2. Skema Manfaat Layanan Tambahan (MLT) Pemulihan Rumah dan Usaha, MLT diarahkan tidak hanya pada perumahan, tetapi juga:
- Rehabilitasi tempat usaha mikro pekerja;
- Skema pembiayaan ultra-ringan dengan jaminan saldo JHT;
- Sinergi dengan Himbara dan BPD.
3. Skema Perlindungan Sementara Pekerja BPU Terdampak Bencana, Menginisiasi:
- Bantuan tunai sementara berbasis kepesertaan aktif;
- Pendanaan melalui optimalisasi TJSL dan hasil investasi;
- Model pilot project di wilayah Sumatera.
4. Digitalisasi dan Simplifikasi Klaim Darurat
- Fast-track claim berbasis data kependudukan dan kepesertaan;
- Penghapusan dokumen non-esensial;
- Pos layanan BPJS Ketenagakerjaan di lokasi bencana.
Proyeksi Dampak Yang Diharapkan
Kebijakan program diatas kata kuncinya adalah adaptifitas program eksisting ’’terbatas’’ pada zona bencana sehingga diproyeksikan menghasilkan dampak sebagai berikut:
- Menurunkan risiko kemiskinan ekstrem pasca bencana melalui perlindungan pendapatan sementara;
- Menjaga keberlangsungan kepesertaan aktif, khususnya pekerja informal;
- Mencegah PHK lanjutan akibat tekanan biaya pasca bencana;
- Mempercepat pemulihan ekonomi lokal melalui stabilisasi daya beli pekerja.

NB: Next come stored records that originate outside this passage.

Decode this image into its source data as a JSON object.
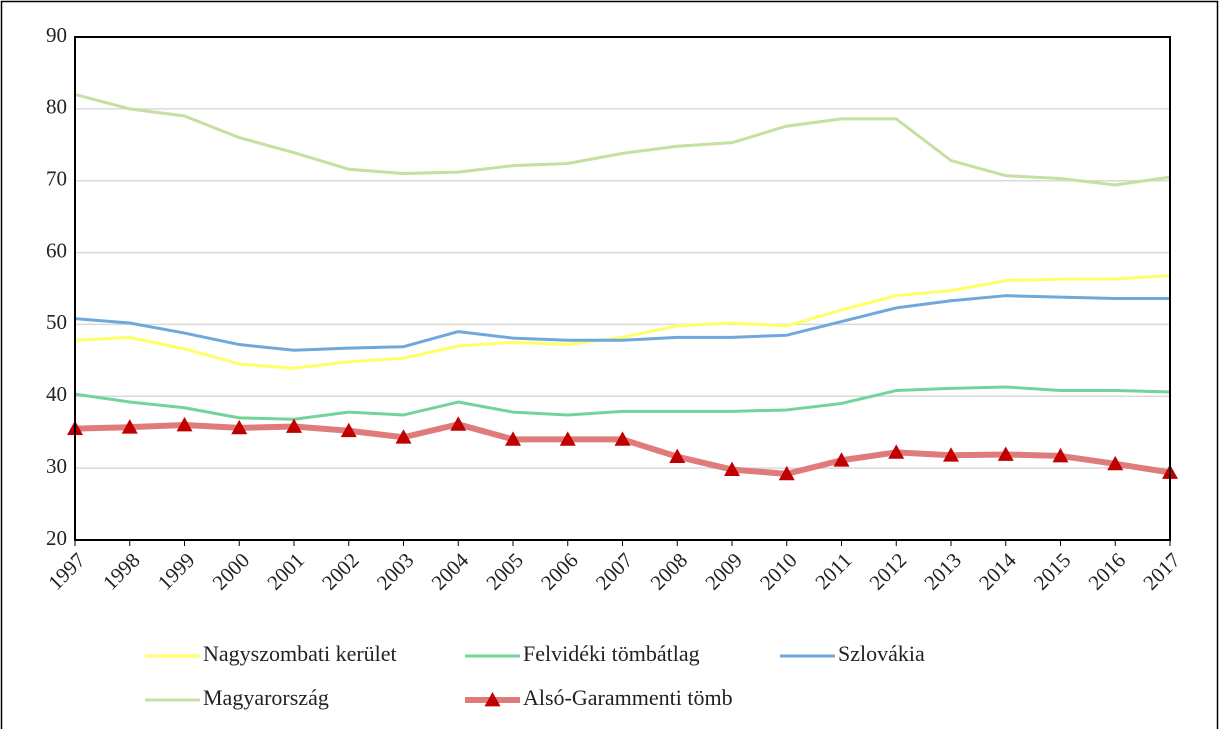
{
  "chart_data": {
    "type": "line",
    "x": [
      1997,
      1998,
      1999,
      2000,
      2001,
      2002,
      2003,
      2004,
      2005,
      2006,
      2007,
      2008,
      2009,
      2010,
      2011,
      2012,
      2013,
      2014,
      2015,
      2016,
      2017
    ],
    "xlim": [
      1997,
      2017
    ],
    "xticks": [
      1997,
      1998,
      1999,
      2000,
      2001,
      2002,
      2003,
      2004,
      2005,
      2006,
      2007,
      2008,
      2009,
      2010,
      2011,
      2012,
      2013,
      2014,
      2015,
      2016,
      2017
    ],
    "ylim": [
      20,
      90
    ],
    "yticks": [
      20,
      30,
      40,
      50,
      60,
      70,
      80,
      90
    ],
    "grid": true,
    "series": [
      {
        "name": "Nagyszombati kerület",
        "color": "#ffff66",
        "line_width": 3,
        "values": [
          47.8,
          48.2,
          46.6,
          44.5,
          43.9,
          44.8,
          45.3,
          47.0,
          47.5,
          47.2,
          48.2,
          49.8,
          50.2,
          49.8,
          52.0,
          54.0,
          54.7,
          56.1,
          56.3,
          56.3,
          56.8
        ]
      },
      {
        "name": "Felvidéki tömbátlag",
        "color": "#72d39b",
        "line_width": 3,
        "values": [
          40.3,
          39.2,
          38.4,
          37.0,
          36.8,
          37.8,
          37.4,
          39.2,
          37.8,
          37.4,
          37.9,
          37.9,
          37.9,
          38.1,
          39.0,
          40.8,
          41.1,
          41.3,
          40.8,
          40.8,
          40.6
        ]
      },
      {
        "name": "Szlovákia",
        "color": "#6fa8dc",
        "line_width": 3,
        "values": [
          50.8,
          50.2,
          48.8,
          47.2,
          46.4,
          46.7,
          46.9,
          49.0,
          48.1,
          47.8,
          47.8,
          48.2,
          48.2,
          48.5,
          50.4,
          52.3,
          53.3,
          54.0,
          53.8,
          53.6,
          53.6
        ]
      },
      {
        "name": "Magyarország",
        "color": "#c5e0a0",
        "line_width": 3,
        "values": [
          82.0,
          80.0,
          79.0,
          76.0,
          73.9,
          71.6,
          71.0,
          71.2,
          72.1,
          72.4,
          73.8,
          74.8,
          75.3,
          77.6,
          78.6,
          78.6,
          72.8,
          70.7,
          70.3,
          69.4,
          70.5
        ]
      },
      {
        "name": "Alsó-Garammenti tömb",
        "color": "#e07b7b",
        "line_width": 6,
        "marker": "triangle",
        "marker_color": "#c00000",
        "values": [
          35.5,
          35.7,
          36.0,
          35.6,
          35.8,
          35.2,
          34.3,
          36.1,
          34.0,
          34.0,
          34.0,
          31.6,
          29.8,
          29.2,
          31.1,
          32.2,
          31.8,
          31.9,
          31.7,
          30.6,
          29.4
        ]
      }
    ]
  }
}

Dari perspektif makro sosial, biaya intervensi jauh lebih kecil dibanding biaya sosial akibat:
- kemiskinan baru;
- konflik hubungan industrial;
- beban bantuan sosial jangka panjang.
Selain dampak yang dapat dicegah di atas, relaksasi yang bersifat temporer dan berbasis zona bencana dan bukan kebijakan nasional permanen akan memberikan peluang keberlanjutan kepesertaan bagi peserta terdampak bencana. Skema kebijakan yang berupa penundaan (deferment) dan bukan penghapusan hak iuran, secara kas dampaknya sangat kecil dibanding total arus masuk DJS tahunan sehingga tidak menambah liabilitas jangka panjang. Disamping itu, dampak reputasi positif bagi lembaga BPJS TK justru meningkatkan kepercayaan dan kepesertaan jangka panjang serta kepercayaan publik adalah intangible asset lembaga.
Peran yang nyata dari BPJS Ketenagakerjaan dalam kondisi bencana bagi peserta khususnya sangat berarti. Serikat Pekerja berpandangan bahwa ketidakhadiran kebijakan perlindungan pasca bencana merupakan risiko kelembagaan yang lebih besar dibanding risiko fiskal yang terukur. BPJS Ketenagakerjaan harus diposisikan sebagai institusi jaminan sosial yang responsif terhadap bencana, demi menjaga martabat pekerja dan mencegah lahirnya kemiskinan baru akibat musibah alam. Kalau dapat digambarkan benefit kualitatif yang didapatkan dengan hadirnya peran/intervensi BPJS TK:
| Komponen | Tanpa Intervensi | Dengan Intervensi BPJS TK |
| Kepesertaan aktif | Menurun drastis | Stabil & berlanjut |
| Risiko kemiskinan | Tinggi | Terkendali |
| Beban APBN | Tinggi (bansos) | Minimal |
| Kepercayaan publik | Menurun | Meningkat |
Dapat disimpulkan, peran/intervensi BPJS Ketenagakerjaan bersifat high social return, low fiscal risk. Dengan hadirnya peran BPJS TK dalam bencana Sumatera juga dapat dimaknai sebagai bentuk hadirnya Negara melalui instrumen jaminan sosial dan menjadi wujud kuatnya sebuah Negara. “Negara yang kuat adalah negara yang pertama hadir ketika pekerja/buruh kehilangan segalanya akibat bencana.” (Zen)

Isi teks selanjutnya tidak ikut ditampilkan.